Where personal data is automatically processed in a structured and commonly used format, the data subject has the right to obtain from the controller a copy of the data subject to the automated processing in a structured electronic format which is commonly used and which allows the data subject to be reused (Article 38 of the Law).
No administrative or private decision involving an assessment of human behaviour may be based solely on automated processing of personal data giving a definition of the profile or personality of the data subject (Article 25 of the Law).
The processing of sensitive personal data, without an exception, is prohibited and punishable by a term of imprisonment of ten to 20 years and a fine of CFA 20 million (approx. €30,520) to CFA 40 million (approx. €61,030) the collection and processing of data that reveal racial, ethnic or regional origin, filiation, political opinions, religious or philosophical beliefs, union membership, sex life, genetic data or more generally those relating to the health status of the person concerned (Article 21 of the Law).

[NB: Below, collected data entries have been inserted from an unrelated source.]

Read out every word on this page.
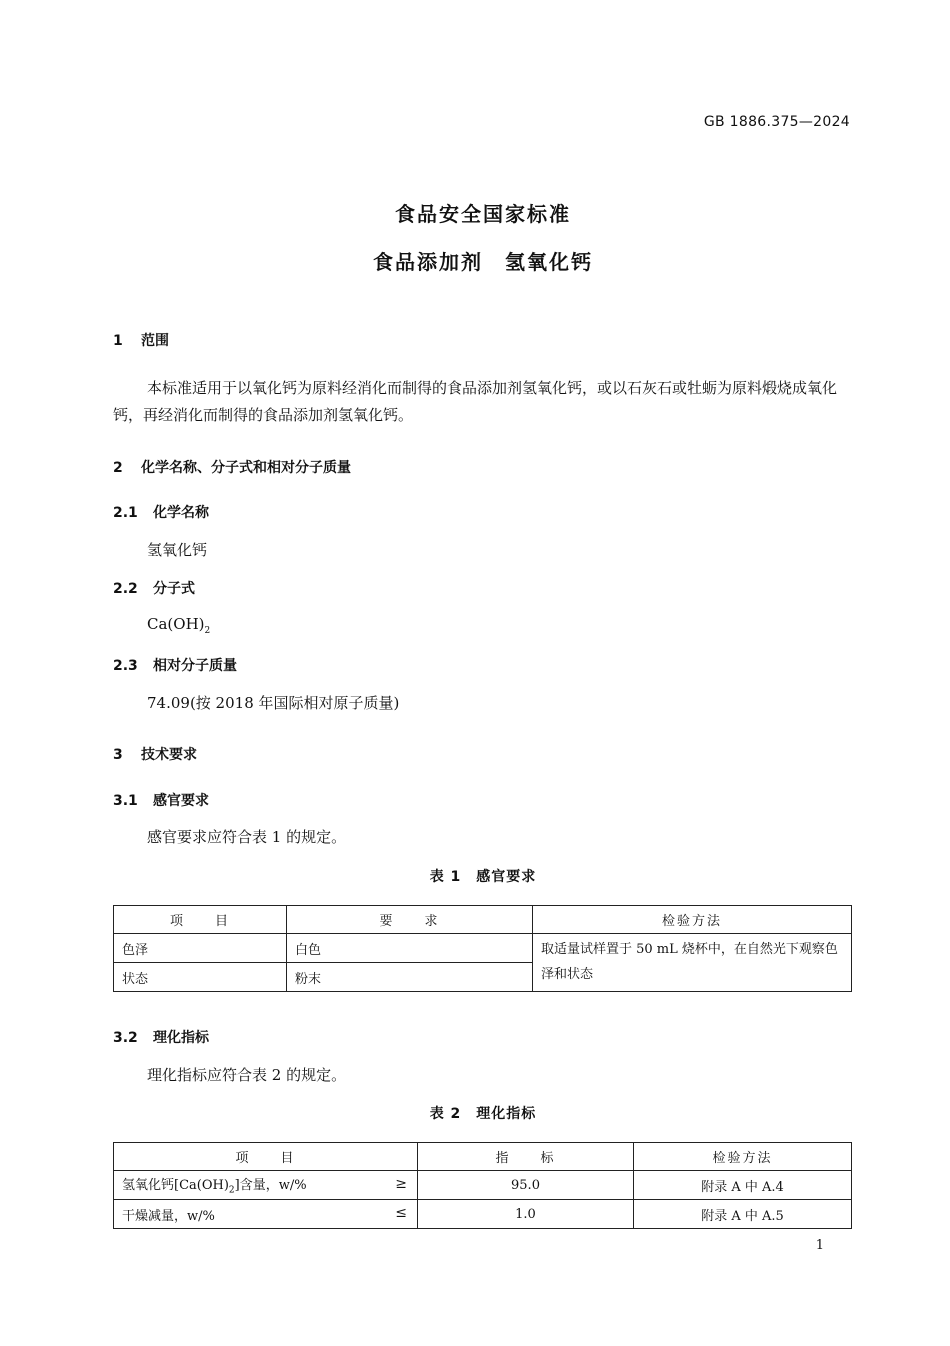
GB 1886.375—2024
食品安全国家标准
食品添加剂　氢氧化钙
1 范围
本标准适用于以氧化钙为原料经消化而制得的食品添加剂氢氧化钙，或以石灰石或牡蛎为原料煅烧成氧化钙，再经消化而制得的食品添加剂氢氧化钙。
2 化学名称、分子式和相对分子质量
2.1 化学名称
氢氧化钙
2.2 分子式
$Ca(OH)_2$
2.3 相对分子质量
74.09(按 2018 年国际相对原子质量)
3 技术要求
3.1 感官要求
感官要求应符合表 1 的规定。
表 1　感官要求
项　　目	要　　求	检验方法
色泽	白色	取适量试样置于 50 mL 烧杯中，在自然光下观察色泽和状态
状态	粉末	
3.2 理化指标
理化指标应符合表 2 的规定。
表 2　理化指标
项　　目	指　　标	检验方法
氢氧化钙$[Ca(OH)_2]$含量，w/% ≥	95.0	附录 A 中 A.4
干燥减量，w/% ≤	1.0	附录 A 中 A.5
1
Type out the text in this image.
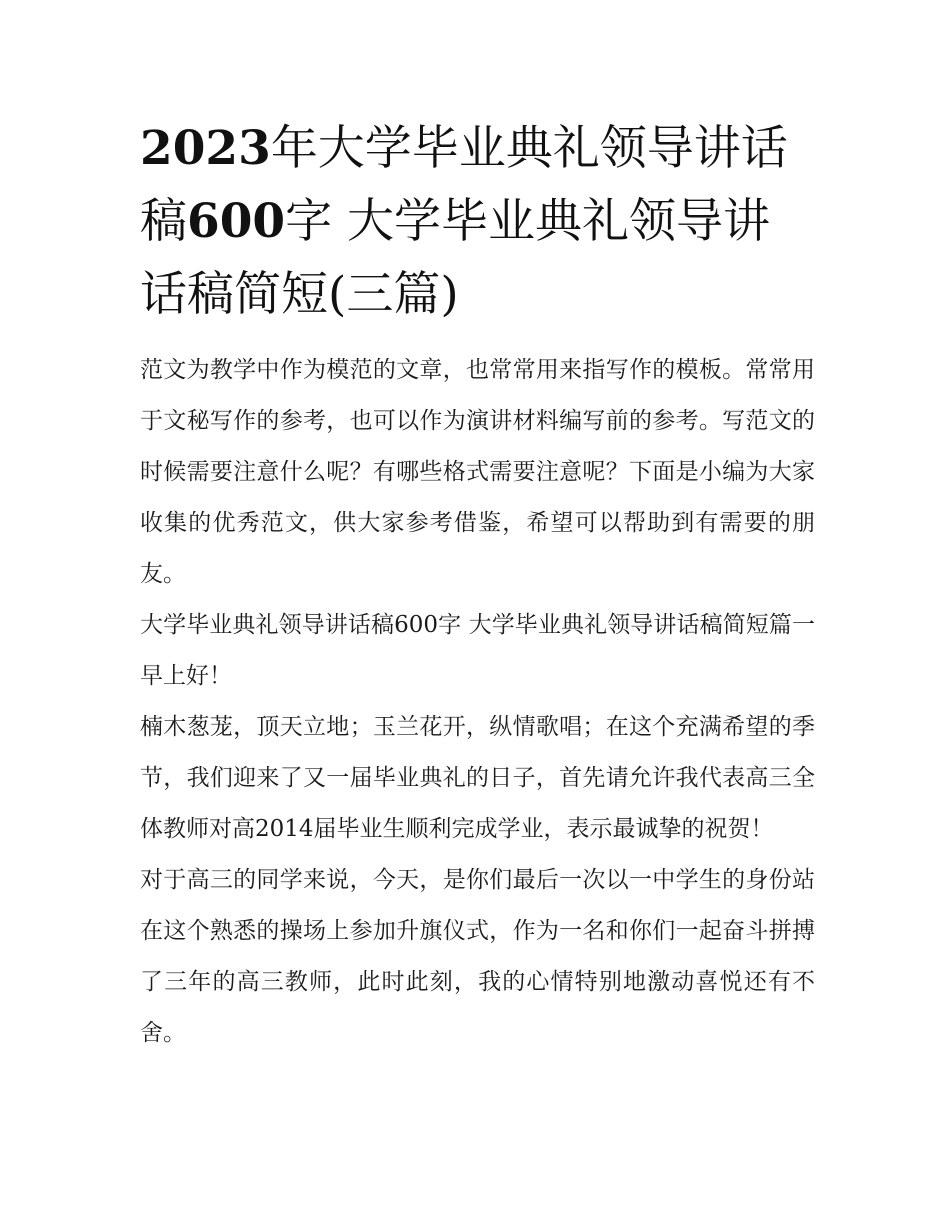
2023年大学毕业典礼领导讲话稿600字 大学毕业典礼领导讲话稿简短(三篇)

范文为教学中作为模范的文章，也常常用来指写作的模板。常常用于文秘写作的参考，也可以作为演讲材料编写前的参考。写范文的时候需要注意什么呢？有哪些格式需要注意呢？下面是小编为大家收集的优秀范文，供大家参考借鉴，希望可以帮助到有需要的朋友。

大学毕业典礼领导讲话稿600字 大学毕业典礼领导讲话稿简短篇一 早上好！

楠木葱茏，顶天立地；玉兰花开，纵情歌唱；在这个充满希望的季节，我们迎来了又一届毕业典礼的日子，首先请允许我代表高三全体教师对高2014届毕业生顺利完成学业，表示最诚挚的祝贺！

对于高三的同学来说，今天，是你们最后一次以一中学生的身份站在这个熟悉的操场上参加升旗仪式，作为一名和你们一起奋斗拼搏了三年的高三教师，此时此刻，我的心情特别地激动喜悦还有不舍。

Direct prospecting is prohibited and punishable by a term of imprisonment of one to five years and a fine of CFA 1 million (approx. €1,530) to CFA 10 million (approx. €15,260), direct prospecting using any means of communication using, in any form whatsoever, the personal data of a natural person who has not expressed prior consent to receive such prospecting (Article 22 of the Law).
Prohibition of interference with the action of ARCTI
Anyone who obstructs the work of ARCTI will be punished by a term of imprisonment of one month to two years and by a fine of CFA 1 million (approx. €1,530) to CFA 10 million (approx. €15,260):
- either by objecting to the exercise of the tasks entrusted to its members or to the authorised agents, in accordance with the provisions of this Law;
- by refusing to disclose to its members or authorised officials, information and documents relevant to their mission, or by concealing or removing such documents or information; or
- providing information that is not consistent with the content of the records as it was at the time the request was made or that does not present such content in a directly accessible form.
The amount of the financial penalty is proportionate to the seriousness of the breaches and the benefits derived from the breach. The amount of this penalty may not exceed the amount of CFA 10 million (approx. €15,270).
In the event of repeated failure to comply within five years of the date on which the financial penalty previously imposed has become final, it may not exceed CFA 100 million (approx. €152,600) or, in the case of an undertaking, it may not exceed 5% of the turnover excluding taxes of the last financial year closed within the limit of CFA 500 million (approx. €762,940).
These administrative and monetary penalties shall be applied without prejudice to criminal sanctions.
ARCTI has not yet issued any enforcement decisions.